Sovereign immunity shouldn’t be such a surprise to anyone — especially a lawyer working out of Tucson, Arizona who’s failure to seek tribal remedies in the first instance borders on malpractice, in my view. Both the States and the Federal Government have been dodging suits from individuals and entities (including Indian tribes) for the entire history of American law — the first Amendment to the Constitution codified state sovereign immunity, for example. Some states never waived immunity for well over 150 years. And keep in mind, as the article writer admits later, the T.O. Nation waived its immunity in tribal court. Not only is there a waiver here, but there is a fundamental flaw in the writer’s logic. Why would the State of Arizona, for example, agree to be sued in New Mexico or California courts? Or why would the US agree to be sued in Canada?
Mr. Filer moved his claim to tribal court and is waiting for a hearing. But he and his lawyer are nervous about the outcome, even though their case appears to be strong.
I’m no tort lawyer, but I’m suspicious. It is extremely difficult to prove as a matter of fact that the dramshop owner was liable under state law. And I am all but certain that the business people operating the Desert Diamond Casino would be more forthcoming with a settlement if the case really was “strong.” And doesn’t the WSJ’s editors usually complain about the explosion of tort claims in state courts? Ironic.
More than a century’s worth of conflicting federal laws and judicial precedents have left the tribal legal system in tatters. Tribal authorities pursuing criminal cases face tough restrictions, have little say in meting out sentences and have virtually no authority in prosecuting non-Indians who commit crimes on reservations.
I don’t see the relevance of the Supreme Court ruling eliminating tribal criminal jurisdiction over non-Indians whatsoever. This is a civil case. The notion that tribal courts are in “tatters” because they don’t have criminal jurisdiction over some people is a classic non sequitur. Finally, this is a broad generalization that doesn’t stand up to reality. I doubt the T.O. tribal courts are in tatters. And there are stories cropping in places like Mashantucket Pequot where non-Indians and their lawyers would rather sue each other over non-tribal matters in tribal courts — because they’re faster and more efficient.

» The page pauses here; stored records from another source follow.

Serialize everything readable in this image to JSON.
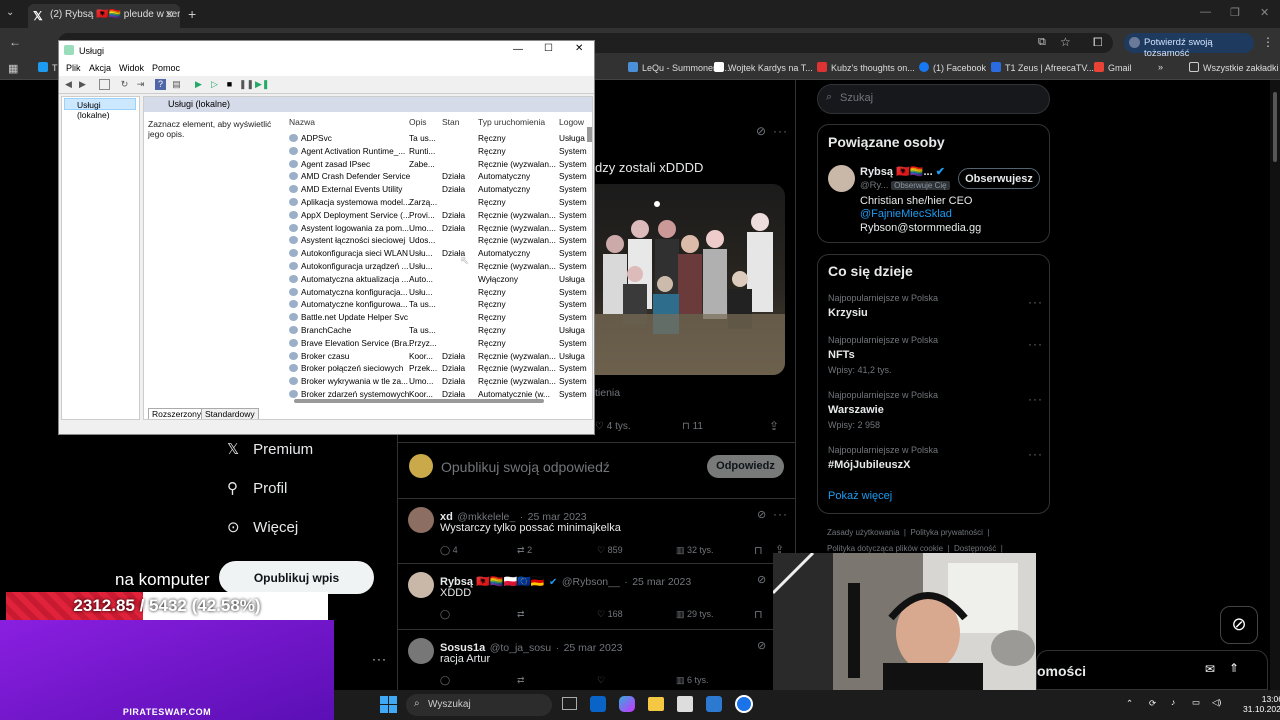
{
  "browser": {
    "tab_title": "(2) Rybsą 🇦🇱🏳️‍🌈 pleude w serwisie X",
    "verify_label": "Potwierdź swoją tożsamość",
    "bookmarks": [
      "T",
      "LeQu - Summoner S...",
      "Wojtek Kardys na T...",
      "Kubz's thoughts on...",
      "(1) Facebook",
      "T1 Zeus | AfreecaTV...",
      "Gmail"
    ],
    "all_bookmarks": "Wszystkie zakładki"
  },
  "twitter": {
    "search_placeholder": "Szukaj",
    "tweet_fragment": "dzy zostali xDDDD",
    "views_fragment": "tienia",
    "stats_main": {
      "likes": "4 tys.",
      "bookmarks": "11"
    },
    "nav": {
      "premium": "Premium",
      "profile": "Profil",
      "more": "Więcej",
      "post_button": "Opublikuj wpis"
    },
    "reply_placeholder": "Opublikuj swoją odpowiedź",
    "reply_button": "Odpowiedz",
    "related": {
      "title": "Powiązane osoby",
      "name": "Rybsą 🇦🇱🏳️‍🌈...",
      "handle": "@Ry...",
      "follows_you": "Obserwuje Cię",
      "follow_button": "Obserwujesz",
      "bio_line1": "Christian she/hier CEO",
      "bio_line2": "@FajnieMiecSklad",
      "bio_line3": "Rybson@stormmedia.gg"
    },
    "trends": {
      "title": "Co się dzieje",
      "items": [
        {
          "context": "Najpopularniejsze w Polska",
          "name": "Krzysiu",
          "posts": ""
        },
        {
          "context": "Najpopularniejsze w Polska",
          "name": "NFTs",
          "posts": "Wpisy: 41,2 tys."
        },
        {
          "context": "Najpopularniejsze w Polska",
          "name": "Warszawie",
          "posts": "Wpisy: 2 958"
        },
        {
          "context": "Najpopularniejsze w Polska",
          "name": "#MójJubileuszX",
          "posts": ""
        }
      ],
      "show_more": "Pokaż więcej"
    },
    "footer": {
      "line1a": "Zasady użytkowania",
      "line1b": "Polityka prywatności",
      "line2a": "Polityka dotycząca plików cookie",
      "line2b": "Dostępność"
    },
    "replies": [
      {
        "name": "xd",
        "handle": "@mkkelele_",
        "date": "25 mar 2023",
        "text": "Wystarczy tylko possać minimajkelka",
        "replies": "4",
        "retweets": "2",
        "likes": "859",
        "views": "32 tys."
      },
      {
        "name": "Rybsą 🇦🇱🏳️‍🌈🇵🇱🇪🇺🇩🇪",
        "handle": "@Rybson__",
        "date": "25 mar 2023",
        "text": "XDDD",
        "replies": "",
        "retweets": "",
        "likes": "168",
        "views": "29 tys."
      },
      {
        "name": "Sosus1a",
        "handle": "@to_ja_sosu",
        "date": "25 mar 2023",
        "text": "racja Artur",
        "replies": "",
        "retweets": "",
        "likes": "",
        "views": "6 tys."
      }
    ],
    "messages_label": "omości",
    "na_komputer": "na komputer"
  },
  "services": {
    "title": "Usługi",
    "menu": [
      "Plik",
      "Akcja",
      "Widok",
      "Pomoc"
    ],
    "tree_item": "Usługi (lokalne)",
    "panel_header": "Usługi (lokalne)",
    "description": "Zaznacz element, aby wyświetlić jego opis.",
    "columns": [
      "Nazwa",
      "Opis",
      "Stan",
      "Typ uruchomienia",
      "Logow"
    ],
    "rows": [
      [
        "ADPSvc",
        "Ta us...",
        "",
        "Ręczny",
        "Usługa"
      ],
      [
        "Agent Activation Runtime_...",
        "Runti...",
        "",
        "Ręczny",
        "System"
      ],
      [
        "Agent zasad IPsec",
        "Zabe...",
        "",
        "Ręcznie (wyzwalan...",
        "System"
      ],
      [
        "AMD Crash Defender Service",
        "",
        "Działa",
        "Automatyczny",
        "System"
      ],
      [
        "AMD External Events Utility",
        "",
        "Działa",
        "Automatyczny",
        "System"
      ],
      [
        "Aplikacja systemowa model...",
        "Zarzą...",
        "",
        "Ręczny",
        "System"
      ],
      [
        "AppX Deployment Service (...",
        "Provi...",
        "Działa",
        "Ręcznie (wyzwalan...",
        "System"
      ],
      [
        "Asystent logowania za pom...",
        "Umo...",
        "Działa",
        "Ręcznie (wyzwalan...",
        "System"
      ],
      [
        "Asystent łączności sieciowej",
        "Udos...",
        "",
        "Ręcznie (wyzwalan...",
        "System"
      ],
      [
        "Autokonfiguracja sieci WLAN",
        "Usłu...",
        "Działa",
        "Automatyczny",
        "System"
      ],
      [
        "Autokonfiguracja urządzeń ...",
        "Usłu...",
        "",
        "Ręcznie (wyzwalan...",
        "System"
      ],
      [
        "Automatyczna aktualizacja ...",
        "Auto...",
        "",
        "Wyłączony",
        "Usługa"
      ],
      [
        "Automatyczna konfiguracja...",
        "Usłu...",
        "",
        "Ręczny",
        "System"
      ],
      [
        "Automatyczne konfigurowa...",
        "Ta us...",
        "",
        "Ręczny",
        "System"
      ],
      [
        "Battle.net Update Helper Svc",
        "",
        "",
        "Ręczny",
        "System"
      ],
      [
        "BranchCache",
        "Ta us...",
        "",
        "Ręczny",
        "Usługa"
      ],
      [
        "Brave Elevation Service (Bra...",
        "Przyz...",
        "",
        "Ręczny",
        "System"
      ],
      [
        "Broker czasu",
        "Koor...",
        "Działa",
        "Ręcznie (wyzwalan...",
        "Usługa"
      ],
      [
        "Broker połączeń sieciowych",
        "Przek...",
        "Działa",
        "Ręcznie (wyzwalan...",
        "System"
      ],
      [
        "Broker wykrywania w tle za...",
        "Umo...",
        "Działa",
        "Ręcznie (wyzwalan...",
        "System"
      ],
      [
        "Broker zdarzeń systemowych",
        "Koor...",
        "Działa",
        "Automatycznie (w...",
        "System"
      ]
    ],
    "tabs": [
      "Rozszerzony",
      "Standardowy"
    ]
  },
  "overlay": {
    "donation_text": "2312.85 / 5432 (42.58%)",
    "donation_progress": 0.4258,
    "promo_label": "PIRATESWAP.COM"
  },
  "taskbar": {
    "search_label": "Wyszukaj",
    "time": "13:06",
    "date": "31.10.2025"
  },
  "colors": {
    "accent": "#1d9bf0",
    "donation": "#e0233a",
    "promo": "#7b18d6"
  }
}
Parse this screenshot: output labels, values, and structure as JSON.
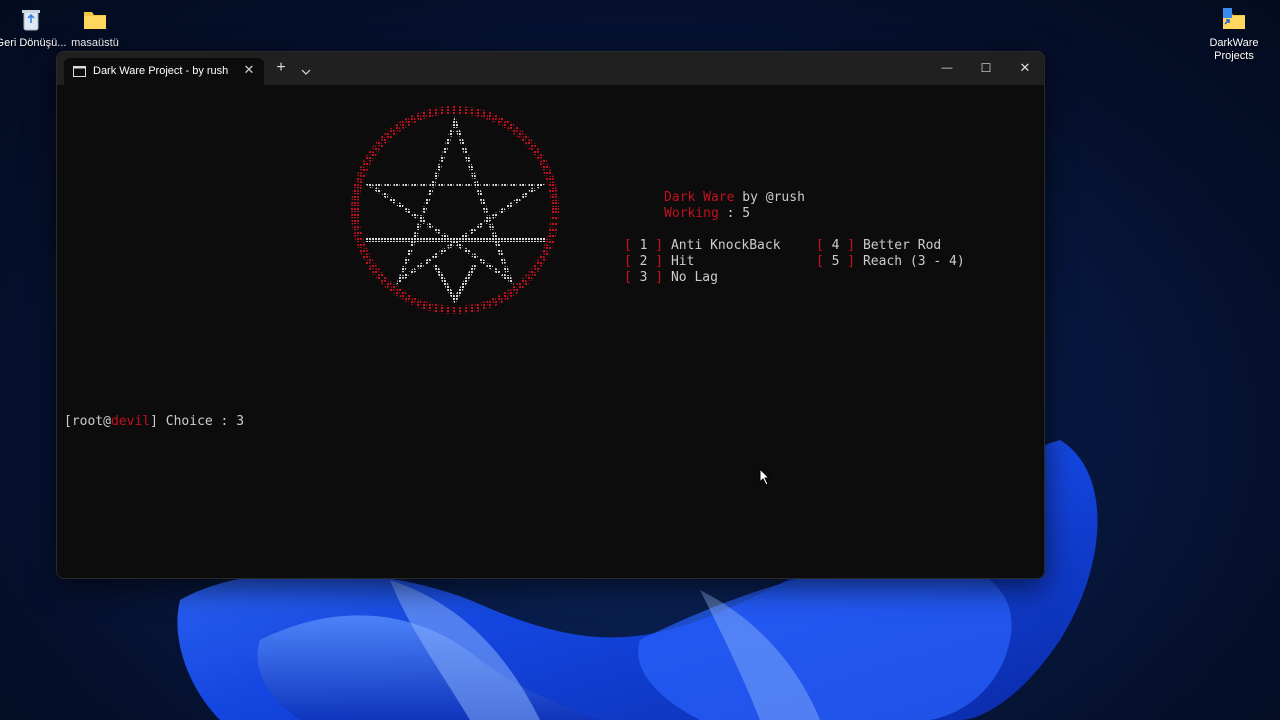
{
  "desktop": {
    "icons": [
      {
        "name": "recycle-bin",
        "label": "Geri Dönüşü..."
      },
      {
        "name": "masaustu-folder",
        "label": "masaüstü"
      },
      {
        "name": "darkware-projects",
        "label": "DarkWare Projects"
      }
    ]
  },
  "window": {
    "tab_title": "Dark Ware Project - by rush",
    "tab_close": "✕",
    "new_tab": "+",
    "dropdown": "⌄",
    "minimize": "—",
    "maximize": "☐",
    "close": "✕"
  },
  "terminal": {
    "header": {
      "name": "Dark Ware",
      "by": " by @rush",
      "working_label": "Working",
      "working_value": " : 5"
    },
    "menu": [
      {
        "num": "1",
        "label": "Anti KnockBack"
      },
      {
        "num": "2",
        "label": "Hit"
      },
      {
        "num": "3",
        "label": "No Lag"
      },
      {
        "num": "4",
        "label": "Better Rod"
      },
      {
        "num": "5",
        "label": "Reach (3 - 4)"
      }
    ],
    "prompt": {
      "open": "[root@",
      "host": "devil",
      "close": "] Choice : ",
      "value": "3"
    }
  },
  "colors": {
    "accent_red": "#c50f1f",
    "terminal_bg": "#0c0c0c",
    "terminal_fg": "#cccccc",
    "titlebar": "#202020"
  }
}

Of the nation’s 560 federally recognized tribes, only 275 have court systems. If the case can even be heard, tribes often sharply limit potential damages. And tribes often have close links to businesses that might be sued — especially casinos. Such connections would be considered a conflict of interest in a regular U.S. court.
“You try the case in front of a judge who is picked by the tribe,” says Stephen Embry, a Connecticut Attorney and past president of the Workers Injury and Law Advocacy Group. “What you normally would like to have is a judge who is not being paid by the guy you’re suing,” he says. Federal and state judges who hear cases against the government are also government employees, but the conflicts tend to be less glaring than in the small tribal communities.
There is some weight to this argument, but again it depends heavily on broad generalizations. Is there a conflict at T.O.? We don’t know from this article. Most, if not all, tribes and tribal courts have conflict of interest rules. And there’s no comparison to “regular U.S. court[s]” — just see Cheney v. District Court and Justice Scalia’s incredibly arrogant refusal to recuse himself after going duck hunting with the Veep. Or check out Toobin and Greenberg’s recent books on the Supreme Court, how close-knit the people are who decide who becomes a Supreme Court Justice, argues Supreme Court cases, and then eventually become S. Ct. Justices and federal judges.